Thursday, December 15, 2011

Autism's Amazing Power of Self-Focus

Some animals eat their young. And I think I know why. They're probably sleep deprived because their little ones won't let them sleep.

Charlie's been working some late nights lately. It's really hard on him, cause he's not a night person. He doesn't have as much energy as he used to. When we were first dating, we could both work all day and afterwards go to dinner and a movie. These days I'm in my pajamas as soon as the sun goes down. We're normally in bed by 10:00 pm. Might watch the news for a few minutes, but I'm usually out by 10:30. I have to get up early to get Jack off to school. There is no sleeping late in this house. Jack won't allow it.

He's gotten pretty good about falling to sleep in his own room most nights. We have a whole bedtime routine we follow: bath, snack, reading, teeth, bed. The flannel sheets and pre-warmed bed (I turn on the electric blanket when he gets in the shower) make his bed all cozy and sleep-inducing. A small dose of doctor-prescribed Melatonine helps, too. But sometime during the night all this coziness wears off, and then he's awake.

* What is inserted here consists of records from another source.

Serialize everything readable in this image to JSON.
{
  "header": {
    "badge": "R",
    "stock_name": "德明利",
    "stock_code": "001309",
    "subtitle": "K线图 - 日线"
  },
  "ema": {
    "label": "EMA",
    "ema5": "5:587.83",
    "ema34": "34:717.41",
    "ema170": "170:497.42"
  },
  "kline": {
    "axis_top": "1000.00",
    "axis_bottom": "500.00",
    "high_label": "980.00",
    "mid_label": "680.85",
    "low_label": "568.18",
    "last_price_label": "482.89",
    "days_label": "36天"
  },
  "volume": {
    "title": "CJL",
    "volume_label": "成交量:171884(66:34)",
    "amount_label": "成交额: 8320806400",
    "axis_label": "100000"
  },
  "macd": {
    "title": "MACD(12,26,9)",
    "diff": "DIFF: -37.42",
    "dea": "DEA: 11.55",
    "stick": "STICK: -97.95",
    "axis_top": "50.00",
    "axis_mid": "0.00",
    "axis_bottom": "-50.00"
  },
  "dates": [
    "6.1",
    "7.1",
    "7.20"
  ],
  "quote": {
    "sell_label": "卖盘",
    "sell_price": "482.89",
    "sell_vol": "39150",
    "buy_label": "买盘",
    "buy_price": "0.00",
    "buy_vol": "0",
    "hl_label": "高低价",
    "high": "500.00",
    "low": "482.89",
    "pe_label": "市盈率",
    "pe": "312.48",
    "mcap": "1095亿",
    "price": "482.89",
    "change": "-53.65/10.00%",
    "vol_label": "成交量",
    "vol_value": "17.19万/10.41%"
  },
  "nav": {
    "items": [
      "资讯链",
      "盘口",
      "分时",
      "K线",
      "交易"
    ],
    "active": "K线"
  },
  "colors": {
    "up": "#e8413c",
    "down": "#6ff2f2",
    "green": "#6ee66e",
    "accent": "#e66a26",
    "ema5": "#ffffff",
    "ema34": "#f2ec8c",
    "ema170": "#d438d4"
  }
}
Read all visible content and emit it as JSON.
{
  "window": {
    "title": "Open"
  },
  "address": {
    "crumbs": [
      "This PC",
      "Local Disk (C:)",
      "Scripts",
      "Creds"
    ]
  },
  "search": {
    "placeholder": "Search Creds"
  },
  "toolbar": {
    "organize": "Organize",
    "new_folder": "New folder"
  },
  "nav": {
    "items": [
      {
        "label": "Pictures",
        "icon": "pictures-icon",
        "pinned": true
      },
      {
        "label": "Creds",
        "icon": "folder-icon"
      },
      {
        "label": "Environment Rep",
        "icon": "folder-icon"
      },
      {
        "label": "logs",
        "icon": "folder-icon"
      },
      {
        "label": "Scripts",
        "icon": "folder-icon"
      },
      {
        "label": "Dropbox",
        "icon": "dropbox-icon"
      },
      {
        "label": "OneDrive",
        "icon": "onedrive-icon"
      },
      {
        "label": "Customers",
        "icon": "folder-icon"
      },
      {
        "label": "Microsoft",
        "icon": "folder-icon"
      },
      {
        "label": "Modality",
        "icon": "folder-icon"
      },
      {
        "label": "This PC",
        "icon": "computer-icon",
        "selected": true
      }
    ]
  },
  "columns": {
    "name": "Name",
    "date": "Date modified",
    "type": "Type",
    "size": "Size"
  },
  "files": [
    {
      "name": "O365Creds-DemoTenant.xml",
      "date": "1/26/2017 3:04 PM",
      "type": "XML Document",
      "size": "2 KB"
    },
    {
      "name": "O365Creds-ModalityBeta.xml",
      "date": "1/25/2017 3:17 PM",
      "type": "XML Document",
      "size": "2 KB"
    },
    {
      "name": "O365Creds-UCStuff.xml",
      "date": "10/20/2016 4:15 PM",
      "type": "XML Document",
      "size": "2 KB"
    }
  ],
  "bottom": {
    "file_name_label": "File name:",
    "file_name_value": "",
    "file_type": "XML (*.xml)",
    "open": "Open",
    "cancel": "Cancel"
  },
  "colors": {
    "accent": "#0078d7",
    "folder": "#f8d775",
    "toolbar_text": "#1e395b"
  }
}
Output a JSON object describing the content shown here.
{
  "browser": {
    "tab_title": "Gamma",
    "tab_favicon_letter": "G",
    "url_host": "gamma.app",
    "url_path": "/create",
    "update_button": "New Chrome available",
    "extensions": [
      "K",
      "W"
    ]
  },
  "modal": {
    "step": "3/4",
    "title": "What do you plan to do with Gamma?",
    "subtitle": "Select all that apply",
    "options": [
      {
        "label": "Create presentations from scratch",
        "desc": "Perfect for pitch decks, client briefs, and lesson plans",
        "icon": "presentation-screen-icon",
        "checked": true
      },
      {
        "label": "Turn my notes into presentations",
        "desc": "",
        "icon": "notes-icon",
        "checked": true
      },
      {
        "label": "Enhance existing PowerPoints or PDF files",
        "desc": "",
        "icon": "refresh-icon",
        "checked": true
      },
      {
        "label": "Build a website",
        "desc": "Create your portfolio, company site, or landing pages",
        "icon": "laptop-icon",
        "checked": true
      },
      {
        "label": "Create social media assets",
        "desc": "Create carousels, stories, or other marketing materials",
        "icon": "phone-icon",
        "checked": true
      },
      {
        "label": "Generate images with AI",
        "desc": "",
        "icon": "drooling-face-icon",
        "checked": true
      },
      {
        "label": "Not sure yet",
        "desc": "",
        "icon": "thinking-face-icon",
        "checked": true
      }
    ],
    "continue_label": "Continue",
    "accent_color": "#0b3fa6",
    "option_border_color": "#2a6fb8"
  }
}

Usually when he wakes in the night, he just stumbles into our room and crawls into the sleeping bag that's a permanent fixture on our floor. Most nights I'm not even aware of his arrival. I just find him sleeping there in the morning. It's those occasions when he wakes early in the morning and can't get back to sleep that are a problem.

Today was one of those mornings. My sleep was interrupted by lots of rustling sounds from the floor below my bed. "Jack, be quiet! Daddy and I are trying to sleep!" More rustling noises. "If you can't sleep, get up and go play on the computer. But be QUIET!"

"Can I take the dogs out?"

"Just go out and be quiet!"

By this time, Daddy, who didn't get to sleep until after midnight because of his late shift, is awake and not happy about it. "Jack, if you can't be quiet, you're gonna have to sleep in your own room from now on!"

Lots of self-recrimination ensues on Jack's part. "I'm so stupid. I don't deserve breakfast. You should just kill me!" Such a drama queen!

I have to remind myself that his brain works differently. He just doesn't seem able to empathize with the feelings of others. My friend Melinda says he's very "self-focused." That's one way to put it. He'll cry and be upset if he sees animals or children being mistreated on TV, but he doesn't seem to be aware of the feelings of those around him.

One of my favorite shows is "Parenthood" on NBC. They have a character on the show, Max Braverman, who has Aspergers. His behaviors are very similar to Jack's. A few weeks ago they had an episode where Max's parents have promised to take him to a museum, but they end up having to work that day and aren't able to go. Max's sister has to study, so she can't take him. Max, who is about the same age as Jack, decides to go by himself. He ends up getting lost and being returned home in a sheriff's car. Max's sister, Haddie, is the neurotypical sibling who bears the brunt of Max's behaviors and has just had enough. Watch her reaction when Max is returned home to his family: Max Comes Home (Parenthood). He's completely clueless about the worry and anxiety he has caused all of them.

Jack's world pretty much revolves around Jack. I don't think it's so much selfishness as it is self-absorption. He can be very loving and sweet, but he's very focused on his own needs, often to the exclusion of the needs of others. I'm hoping we'll be able to teach him to think of others a little more. I'm just not sure how much his brain will let him. But we'll keep trying.